20 December 2010
17 October 2010
13 September 2010
11 August 2010
after angkor wat, we made our way back to bangkok by bus (if you try this route, schedule yourself a full day of miserable travel, by the way. you'll get to take exceedingly long and completely unnecessary travel breaks to your heart's content). after a night on khosan road (yowzas) and an afternoon at the movies, we caught our flight back to d.c. wonderful trip, though fast-paced and too too short. if you have any questions about anywhere we went or my experiences travelling the connections i mentioned, leave a comment and i'd be happy to answer any questions.
as for now, i'm back in micronesia getting started on another year teaching public health at the college of micronesia. look for some posts from the pacific in the near future.
09 August 2010
crunched for time, we flew into hanoi and spent a few days exploring the north of vietnam. many people take advantage of the 'open bus' and travel the whole country more leisurely. if we'd had the time, it sounded like a great way to explore many towns and experience the regional differences of north and south. maybe next time!
hanoi itself is wild! swarming with motorbikes and very FAST - more so than any other city we visited. here's some sidewalk parking:
we explored as much of hanoi as the 114F heat index would allow. specifically, we visited the prison museum at the 'hanoi hilton' and the temple of literature, a millenium-old center of learning.
outside of hanoi, we visited two tourist hot spots of northern vietnam: halong bay (a would-be natural wonder of the world) and sapa (a region on the chinese border known for its terraced rice paddies).
halong bay is gorgeous. there are thousands of islands throughout the bay, and what feels like millions of boats carting tourists around. i enjoyed the highly international flavor of our boat - the 18 of us represented the nations of the US, new zealand, switzerland, france, germany, russia, south korea, the netherlands, denmark, england, and spain.
after halong we took a night train up to sapa. no way to describe it except to say that it was absolutely stunning and post some shots.
yowzas, the length of these posts is exploding!
thankfully, only one country is left to report - cambodia.
01 August 2010
28 July 2010
the next evening, we caught the night train up north to chiang mai. it's a nice smaller city, and we took several tourist-y expeditions while we were there.
seeing (and riding) elephants:
and zip-lining in the rain forest!
chiang mai itself was also really nice.
next post: we head east to the laos border.
03 July 2010
i'm in laos. i was in thailand. sooon i'll be in vietnam and cambodia! then i'll be in the united states. and then possibly micronesia.

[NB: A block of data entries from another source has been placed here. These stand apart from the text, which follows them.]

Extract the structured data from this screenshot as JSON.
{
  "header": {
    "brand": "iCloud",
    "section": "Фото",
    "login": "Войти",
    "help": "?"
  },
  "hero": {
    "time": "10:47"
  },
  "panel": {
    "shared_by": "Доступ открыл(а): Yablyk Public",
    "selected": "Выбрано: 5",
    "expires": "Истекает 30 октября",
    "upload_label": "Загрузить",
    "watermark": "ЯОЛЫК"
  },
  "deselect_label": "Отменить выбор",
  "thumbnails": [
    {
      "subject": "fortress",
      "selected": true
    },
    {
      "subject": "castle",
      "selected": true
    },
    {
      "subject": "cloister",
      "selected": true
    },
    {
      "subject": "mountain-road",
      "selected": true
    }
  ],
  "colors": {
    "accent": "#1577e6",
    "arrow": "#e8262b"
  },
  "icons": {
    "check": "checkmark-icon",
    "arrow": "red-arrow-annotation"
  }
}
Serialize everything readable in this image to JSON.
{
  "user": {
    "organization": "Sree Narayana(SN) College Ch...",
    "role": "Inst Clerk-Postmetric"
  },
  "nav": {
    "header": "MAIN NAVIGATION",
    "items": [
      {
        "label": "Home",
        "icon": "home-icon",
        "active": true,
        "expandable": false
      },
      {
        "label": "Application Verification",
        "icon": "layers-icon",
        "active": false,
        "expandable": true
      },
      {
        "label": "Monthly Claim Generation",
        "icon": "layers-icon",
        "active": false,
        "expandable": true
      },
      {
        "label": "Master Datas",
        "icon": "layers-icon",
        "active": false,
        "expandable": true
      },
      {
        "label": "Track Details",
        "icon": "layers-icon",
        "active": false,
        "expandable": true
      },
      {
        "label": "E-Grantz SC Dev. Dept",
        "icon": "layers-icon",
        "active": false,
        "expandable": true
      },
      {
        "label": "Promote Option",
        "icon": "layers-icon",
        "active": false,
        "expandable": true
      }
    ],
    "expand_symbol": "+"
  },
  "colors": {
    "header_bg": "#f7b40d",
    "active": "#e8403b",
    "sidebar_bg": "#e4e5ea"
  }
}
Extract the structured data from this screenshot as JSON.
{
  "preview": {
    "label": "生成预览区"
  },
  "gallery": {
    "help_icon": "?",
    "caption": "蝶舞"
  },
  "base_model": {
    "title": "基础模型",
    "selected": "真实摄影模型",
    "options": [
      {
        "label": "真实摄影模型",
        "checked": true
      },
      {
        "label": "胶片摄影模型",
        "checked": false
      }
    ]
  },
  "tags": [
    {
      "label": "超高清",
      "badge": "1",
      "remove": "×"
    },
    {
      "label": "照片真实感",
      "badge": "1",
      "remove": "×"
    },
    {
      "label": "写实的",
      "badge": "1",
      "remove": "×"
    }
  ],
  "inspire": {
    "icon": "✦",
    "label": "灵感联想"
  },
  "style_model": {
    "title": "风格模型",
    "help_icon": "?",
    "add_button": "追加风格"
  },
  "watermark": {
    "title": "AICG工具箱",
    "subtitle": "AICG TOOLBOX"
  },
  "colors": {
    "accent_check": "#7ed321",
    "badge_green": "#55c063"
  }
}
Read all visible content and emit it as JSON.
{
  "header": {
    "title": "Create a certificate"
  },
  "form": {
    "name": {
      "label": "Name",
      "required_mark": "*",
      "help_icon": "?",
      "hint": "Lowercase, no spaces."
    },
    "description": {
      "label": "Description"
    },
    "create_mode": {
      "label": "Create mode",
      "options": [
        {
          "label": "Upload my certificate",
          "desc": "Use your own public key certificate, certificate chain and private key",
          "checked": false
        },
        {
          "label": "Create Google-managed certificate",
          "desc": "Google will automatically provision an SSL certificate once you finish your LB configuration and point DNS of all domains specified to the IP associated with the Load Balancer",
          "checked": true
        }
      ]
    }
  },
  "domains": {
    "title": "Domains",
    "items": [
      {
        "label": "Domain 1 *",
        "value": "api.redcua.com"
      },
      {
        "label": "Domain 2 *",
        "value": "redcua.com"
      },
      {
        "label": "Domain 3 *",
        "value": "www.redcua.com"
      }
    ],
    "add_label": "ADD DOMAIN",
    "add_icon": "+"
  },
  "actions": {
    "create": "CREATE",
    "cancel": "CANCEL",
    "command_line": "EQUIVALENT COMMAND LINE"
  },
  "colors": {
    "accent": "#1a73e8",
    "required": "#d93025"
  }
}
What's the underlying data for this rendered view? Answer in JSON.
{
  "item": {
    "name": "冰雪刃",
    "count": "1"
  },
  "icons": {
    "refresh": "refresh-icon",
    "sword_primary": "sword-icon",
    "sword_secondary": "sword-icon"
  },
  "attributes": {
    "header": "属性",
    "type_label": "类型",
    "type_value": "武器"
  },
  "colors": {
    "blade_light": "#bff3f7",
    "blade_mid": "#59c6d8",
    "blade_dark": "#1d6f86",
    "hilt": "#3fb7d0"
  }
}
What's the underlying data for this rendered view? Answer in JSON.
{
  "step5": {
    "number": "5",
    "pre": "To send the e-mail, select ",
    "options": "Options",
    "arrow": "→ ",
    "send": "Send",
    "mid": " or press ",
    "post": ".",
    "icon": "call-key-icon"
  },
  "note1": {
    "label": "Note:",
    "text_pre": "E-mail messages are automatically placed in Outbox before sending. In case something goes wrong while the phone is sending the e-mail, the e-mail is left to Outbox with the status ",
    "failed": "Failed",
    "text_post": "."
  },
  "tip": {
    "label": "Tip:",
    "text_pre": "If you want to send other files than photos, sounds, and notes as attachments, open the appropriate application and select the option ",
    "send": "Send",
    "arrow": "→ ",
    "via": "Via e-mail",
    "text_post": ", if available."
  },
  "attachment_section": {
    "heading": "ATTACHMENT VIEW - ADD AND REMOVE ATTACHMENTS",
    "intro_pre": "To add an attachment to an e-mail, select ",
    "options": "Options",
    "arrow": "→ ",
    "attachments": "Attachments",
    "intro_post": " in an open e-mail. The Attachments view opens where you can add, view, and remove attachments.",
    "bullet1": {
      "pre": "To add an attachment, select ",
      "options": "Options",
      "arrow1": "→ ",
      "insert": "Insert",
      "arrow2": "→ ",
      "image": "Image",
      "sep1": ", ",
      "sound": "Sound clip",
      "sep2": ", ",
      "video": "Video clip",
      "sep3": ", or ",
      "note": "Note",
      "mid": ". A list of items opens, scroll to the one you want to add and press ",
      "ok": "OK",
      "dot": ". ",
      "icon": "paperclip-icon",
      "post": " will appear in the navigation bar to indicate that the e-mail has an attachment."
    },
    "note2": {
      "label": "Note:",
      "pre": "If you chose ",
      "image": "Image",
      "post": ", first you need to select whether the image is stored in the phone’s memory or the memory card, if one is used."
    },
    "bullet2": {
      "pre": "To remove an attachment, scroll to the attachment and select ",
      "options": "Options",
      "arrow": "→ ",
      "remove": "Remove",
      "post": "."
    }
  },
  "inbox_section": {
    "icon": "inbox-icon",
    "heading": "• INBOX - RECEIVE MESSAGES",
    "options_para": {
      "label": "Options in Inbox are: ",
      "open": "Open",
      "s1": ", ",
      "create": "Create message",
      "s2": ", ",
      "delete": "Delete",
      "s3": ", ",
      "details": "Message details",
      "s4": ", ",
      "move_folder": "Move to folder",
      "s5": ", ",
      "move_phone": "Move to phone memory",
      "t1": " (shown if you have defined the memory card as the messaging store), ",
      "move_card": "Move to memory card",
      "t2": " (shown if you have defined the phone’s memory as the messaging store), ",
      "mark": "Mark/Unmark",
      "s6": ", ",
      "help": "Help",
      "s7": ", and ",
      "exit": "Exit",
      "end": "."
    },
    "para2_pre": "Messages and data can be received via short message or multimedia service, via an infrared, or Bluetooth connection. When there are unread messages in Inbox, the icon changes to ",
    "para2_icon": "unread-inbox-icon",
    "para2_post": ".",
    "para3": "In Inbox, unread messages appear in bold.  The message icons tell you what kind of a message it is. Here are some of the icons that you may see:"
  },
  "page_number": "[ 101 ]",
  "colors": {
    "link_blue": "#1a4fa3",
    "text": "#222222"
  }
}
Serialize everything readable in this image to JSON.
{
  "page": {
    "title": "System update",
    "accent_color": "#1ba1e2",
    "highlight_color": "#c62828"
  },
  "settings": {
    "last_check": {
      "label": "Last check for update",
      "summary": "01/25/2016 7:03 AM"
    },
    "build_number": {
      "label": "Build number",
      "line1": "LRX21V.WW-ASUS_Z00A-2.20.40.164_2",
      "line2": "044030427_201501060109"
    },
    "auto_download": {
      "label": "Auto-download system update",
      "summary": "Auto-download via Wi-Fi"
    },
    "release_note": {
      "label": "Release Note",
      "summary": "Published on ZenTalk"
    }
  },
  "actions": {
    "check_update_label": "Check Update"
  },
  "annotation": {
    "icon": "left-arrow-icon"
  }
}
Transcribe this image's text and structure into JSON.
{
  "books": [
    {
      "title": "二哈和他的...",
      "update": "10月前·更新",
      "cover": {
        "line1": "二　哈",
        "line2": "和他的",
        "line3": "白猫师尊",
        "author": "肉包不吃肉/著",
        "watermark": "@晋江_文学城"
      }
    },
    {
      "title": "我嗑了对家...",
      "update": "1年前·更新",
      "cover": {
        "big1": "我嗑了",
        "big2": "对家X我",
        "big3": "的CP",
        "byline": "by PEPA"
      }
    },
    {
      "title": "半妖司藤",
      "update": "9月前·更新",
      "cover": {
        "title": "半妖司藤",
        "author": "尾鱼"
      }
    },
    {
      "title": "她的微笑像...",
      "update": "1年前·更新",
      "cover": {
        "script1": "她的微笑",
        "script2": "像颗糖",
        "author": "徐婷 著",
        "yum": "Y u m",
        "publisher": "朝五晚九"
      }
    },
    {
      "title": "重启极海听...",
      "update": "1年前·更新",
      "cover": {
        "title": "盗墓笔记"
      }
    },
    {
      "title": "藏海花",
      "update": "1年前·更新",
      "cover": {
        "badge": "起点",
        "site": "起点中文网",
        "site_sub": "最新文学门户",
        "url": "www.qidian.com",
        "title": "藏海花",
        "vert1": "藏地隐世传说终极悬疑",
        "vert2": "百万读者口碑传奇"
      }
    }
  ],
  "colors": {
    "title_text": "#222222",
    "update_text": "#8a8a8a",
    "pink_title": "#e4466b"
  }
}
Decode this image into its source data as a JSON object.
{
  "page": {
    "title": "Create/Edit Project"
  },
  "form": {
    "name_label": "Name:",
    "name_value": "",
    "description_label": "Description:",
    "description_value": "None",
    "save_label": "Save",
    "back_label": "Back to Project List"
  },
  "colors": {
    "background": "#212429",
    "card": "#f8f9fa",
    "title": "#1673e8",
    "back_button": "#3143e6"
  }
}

i've been a terrible blogger, but pictures are coming as soon as i'm stateside (or in a permanent spot). promise!
07 May 2010
-driving right-hand drive cars on the right side of the road
-allowing your children to stand on your lap while you drive
-using brights as the only lights you have
-sleeping in the middle of the road, sprawling across both lanes
-leaving your car running and unattended for 15 minutes while you put the laundry in
-driving in reverse for extended distances along the main road
-letting your children hang out of car windows as you speed along
-driving so recklessly that the people sitting in the back of your truck fall out and into the road
-passing people with complete disregard to the blind curve directly ahead of you
-parking on the side of the road and leaving your brights on
-decorating the back of your taxi with 151-proof rum labels
-opening your car door while driving to spit betel nut on the side of the road... without checking for pedestrians that may very well be hit with your car door or showered in betel nut spit
-driving (without exaggeration) 5-10 miles an hour between 4 and 8pm because its sakau time and you're just that mellow
-using a car that lacks doors, a roof, a windshield, or any semblance of emissions control
-doing ANYTHING you want to do behind the wheel, because there is zero police presence for traffic-related things. (excepting the traffic guys who direct traffic at lunch hour by blowing their whistle at every single car that passes.)
i'll stop there. there are certainly deeper frustrations and more important issues facing pohnpei. but today, i'm looking forward to interstates, seatbelts, traffic laws, and police to actually enforce them.
see you stateside, suckas! i'm in hawaii may 12, and in northern va may 20.